TUBERCULOSIS OF BONE.
In Chapter IX, on Tuberculosis in general, we entered into considerable detail in regard to the nature of tuberculous lesions, which were stated to be essentially the same whether occurring in hard or soft tissue, the active agent being the now well-known Bacillus tuberculosis, which, finding lodgement, for instance, in the osseous tissue, acts as a specific irritant, and so provokes the production, first, of a typical tubercle, and, later, of typical granulation tissue, by whose ravages the distinctive signs of bone tuberculosis are produced. This process, then, is in no respect different in bones from similar lesions in other parts, though modified to a slight extent pathologically, to a greater extent clinically, by the dense environment. Nevertheless, trifling or most extensive destruction of bone substance is produced by this tissue, while by continuity or by metastasis there is more or less involvement of the adjoining textures, either parosteal or articular. It is by granulation tissue that so-called caries is produced, and it is by the same tissue that distinct portions of bone are sometimes completely segregated from their vascular surroundings and shut off from nutrition, so that they die and form what are known as sequestra. Necrosis may then be the result of tuberculous disease.
PLATE XXXVI
Tuberculous Disease of Hip-joint and Pelvis, involving the Muscles (rare). (Lannelongue.)
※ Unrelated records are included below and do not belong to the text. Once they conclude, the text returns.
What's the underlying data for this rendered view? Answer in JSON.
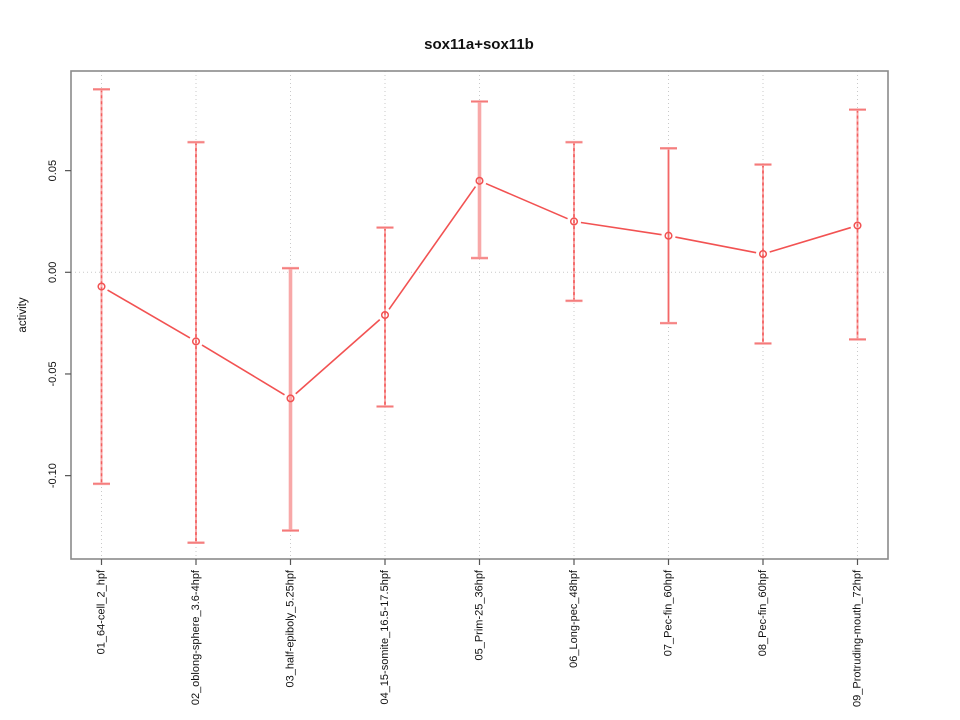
{
  "window": {
    "background": "#ffffff"
  },
  "chart_data": {
    "type": "line",
    "title": "sox11a+sox11b",
    "xlabel": "",
    "ylabel": "activity",
    "categories": [
      "01_64-cell_2_hpf",
      "02_oblong-sphere_3.6-4hpf",
      "03_half-epiboly_5.25hpf",
      "04_15-somite_16.5-17.5hpf",
      "05_Prim-25_36hpf",
      "06_Long-pec_48hpf",
      "07_Pec-fin_60hpf",
      "08_Pec-fin_60hpf",
      "09_Protruding-mouth_72hpf"
    ],
    "series": [
      {
        "name": "sox11a+sox11b",
        "color": "#f25252",
        "marker": "open-circle",
        "values": [
          -0.007,
          -0.034,
          -0.062,
          -0.021,
          0.045,
          0.025,
          0.018,
          0.009,
          0.023
        ],
        "error_high": [
          0.09,
          0.064,
          0.002,
          0.022,
          0.084,
          0.064,
          0.061,
          0.053,
          0.08
        ],
        "error_low": [
          -0.104,
          -0.133,
          -0.127,
          -0.066,
          0.007,
          -0.014,
          -0.025,
          -0.035,
          -0.033
        ]
      }
    ],
    "error_bar_color": "#f8a8a8",
    "error_bar_styles": [
      "dashed",
      "dashed",
      "thick",
      "dashed",
      "thick",
      "dashed",
      "solid",
      "dashed",
      "dashed"
    ],
    "yticks": {
      "values": [
        0.05,
        0.0,
        -0.05,
        -0.1
      ],
      "labels": [
        "0.05",
        "0.00",
        "-0.05",
        "-0.10"
      ]
    },
    "ylim": [
      -0.141,
      0.099
    ],
    "grid": {
      "vertical": "dotted-per-category",
      "zero_line": true,
      "color": "#c9c9c9"
    },
    "legend_position": "none",
    "frame_color": "#8b8b8b",
    "tick_color": "#555555"
  }
}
o, rarefying ostitis (i. e., osteoporosis); f, fungus granulation tissue.
So long as the process is active, this granulation tissue tends to enlarge its boundaries, and, like pus, to spread in the direction of least resistance. When produced in the shaft of a long bone this may lead to involvement of the entire shaft, or there may be liquefaction and absorption of dense bone and the formation of a sinus from the marrow cavity to the periosteum, beneath which the granulation tissue will spread, and through which it will sooner or later perforate, to resume its progress toward the surface, always in the direction of least resistance. In this progress tendon sheaths or bursæ may be involved, or dense aponeuroses may turn the granulation column aside, causing it to perforate toward the surface at some remote point; while it may spread out more or less beneath the skin before finally causing its destruction. Sooner or later, if uninterrupted by treatment, this escape will occur, and then we have the condition of a tuberculous ulcer of the skin, from which leads down, by a devious path, a sinus toward the original focus.
When this original focus has been juxta-epiphyseal there is involvement of the epiphyseal cartilage and a pathological diastasis, which may early lead to spontaneous or pathological luxation. Or, again, a focus having once originated at an epiphyseal extremity, tends usually to perforate quickly into a joint cavity, after which a considerable length of time is usually expended in filling up this joint cavity with exuberant granulation tissue. This is the material so often found in tuberculous joints, and is well characterized by the name given to it by the Germans, fungous tissue, they calling such joint affections fungous joint inflammations. (See [previous chapter].)
Seen thus in joints, after it has been long exposed to friction and to more or less pressure, it may have lost some of its original luxuriant features. It is best seen when it is freshest and has been exposed to least disturbance. Under these circumstances it is vascular, dark red in appearance, friable, and easily removed from the tissue upon which it has grown. Ordinarily it is infectious, and by its inoculation into animals is capable of reproducing the disease.